Wislizenus and Smith, Bell & Co. (42 Phil., 401, 404), to wit:

“The ordinary interlocutory order declaring default
against a party for failure to appear or answer is precisely the same
sort of order as that known to the practice of courts of equity as the
taking of a bill pro confesso. Such an order is grantable as
of course upon any of the contingencies justifying the taking of a bill
as confessed; and when taken, such order becomes the foundation for the
subsequent final decree.
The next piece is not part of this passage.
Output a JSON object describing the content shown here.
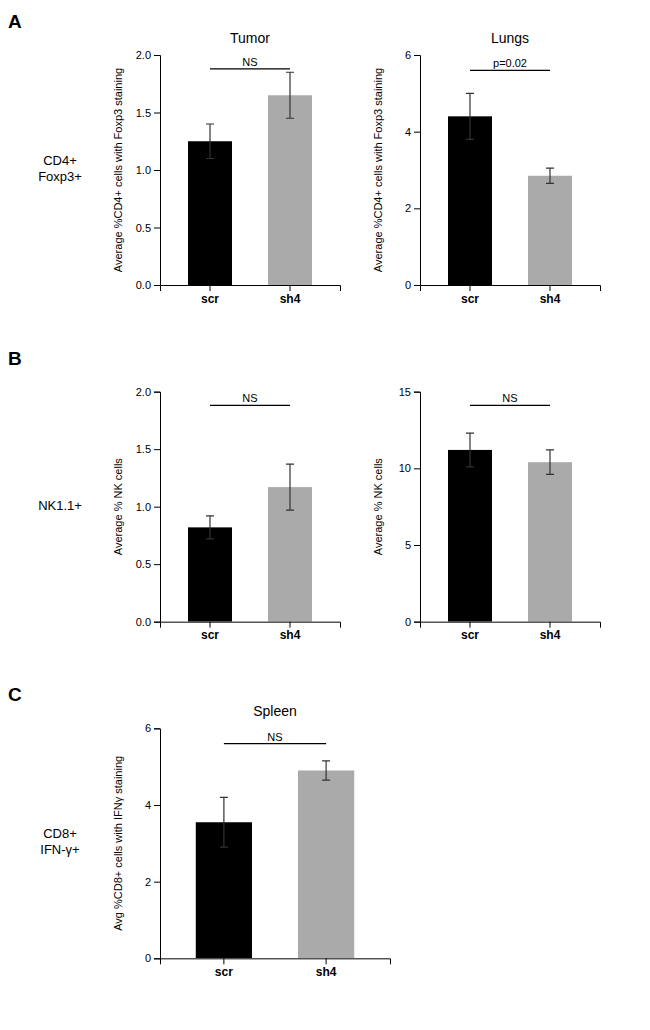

It is the uniform practice of courts of equity
to allow pro confesso orders to be set aside upon timely
application and any reasonable showing that the defendant probably has
a meritorious defense and that he was not culpably negligent in failing
to put in his defense sooner.”

Under the circumstances
surrounding the late filing of the answer to the complaint and taking
into consideration the fact that it was delayed only five days, we are
of the opinion and so hold that the defendant’s negligence in this case
was excusable.

Wherefore, the judgment appealed from is hereby set aside and it is
hereby ordered that the record of the case be remanded to the trial
court so that, upon admission of the answer to the complaint, it may
proceed to hold a new hearing thereof at which the defendant shall be
permitted to present her evidence and the plaintiff, his additional
evidence and evidence in rebuttal, without the necessity of retaking
what has already been presented by him, with the costs of this instance
against the plaintiff-appellee. So ordered.

Malcolm, Villa-Real, Hull, and Goddard, JJ., concur.